YORK City boss Steve Watson has vowed to rid the club of the “unreliable” streak that is curtailing progress under his tenure.

The upset Minstermen chief admitted he found the nature of his a 3-2 home defeat to Spennymoor “unbearable” as his side conceded two more goals from set-pieces before Ryan Hall’s 78th-minute winner rendered Alex Kempster and Sean Newton’s efforts futile.

Despite keeping National League North’s 29-goal leading marksman Glen Taylor quiet, 13th-placed City shipped efforts from both Spennymoor centre-backs James Curtis and Scott Harrison at corner kicks.

That followed on from winning positions twice being surrendered after dead-ball deliveries at Chester and Watson, now three-and-a-half months into his job as City chief, fumed: “People did not do their jobs and were unreliable, which is why we are where we are.

“It’s not as if the players can’t cope with the physicality and they do have technical ability, but we’ve conceded five goals in two games and it’s all come down to people knocking off and not focussing for 90 minutes, which isn’t good enough by any stretch. I’m totally bemused as to why that should keep happening and I have to get to the bottom of it and I will do.

“I totally understand the frustration with how this season has panned out because, in the short space of time I’ve been here, I’m starting to feel exactly the same. I’m quite a level-headed and laid-back manager, but this performance really did show me exactly what we need to do next season.

“Our goals have to be good goals, but the ones we concede are going in direct or from second phases at set-plays and from people not following 30-yard runs. Teams are just preying on our mistakes, not beating us through good football and that’s not something I’m used to or am willing to allow going forward into next season.

“I can accept somebody standing on a ball and falling over but, when it’s down to somebody not doing their jobs properly, it’s unbearable. Apart from Stockport and Chorley, I don’t think we’ve played a team yet who I’d consider to be better than us, but there are reasons why we are where we are and, looking forward, I need people I can rely on.”

City adapted well to a switch to Watson’s favoured 3-5-2 formation, making all the early running, with Josh Law recalled in the centre of defence and Kempster dropping to the bench.

With his team trailing 1-0 at half-time, Watson reverted to 4-3-3, but did not think either system was responsible for the eventual defeat.

“I thought we created four or five absolutely clear-cut chances in the first 45 minutes and Macaulay Langstaff could have had a hat-trick,” he argued. “They didn’t create much either.

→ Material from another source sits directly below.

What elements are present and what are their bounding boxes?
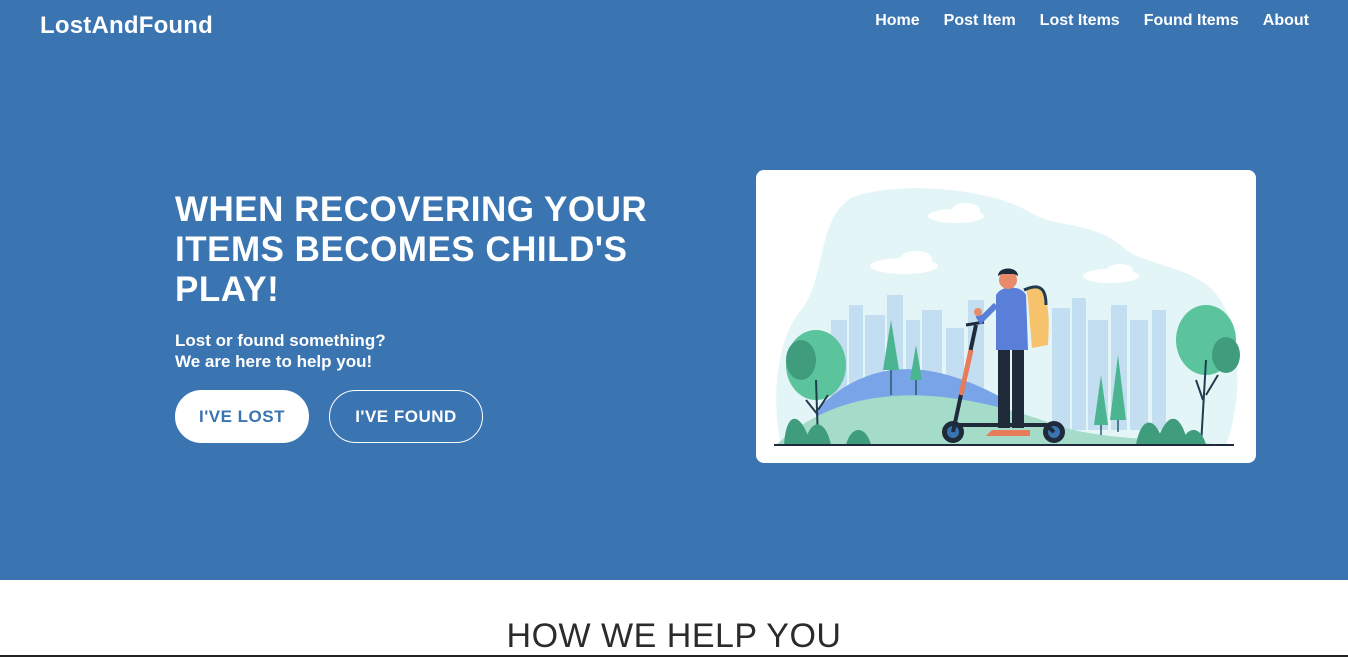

“Josh Law is a senior pro, who’s had a good career. He had also trained well and has got his head down and waited for an opportunity and, I think, if he’s going to play anywhere for me, it would be in that position in that system.

“Alex Kempster had been quiet in a couple of games recently by his standards, so he started on the bench, but I brought him on at half-time because we needed a goal, not because of the formation and he got us one.”

Veteran striker Jon Parkin was missing from the bench against Spennymoor due to a knock picked up in training.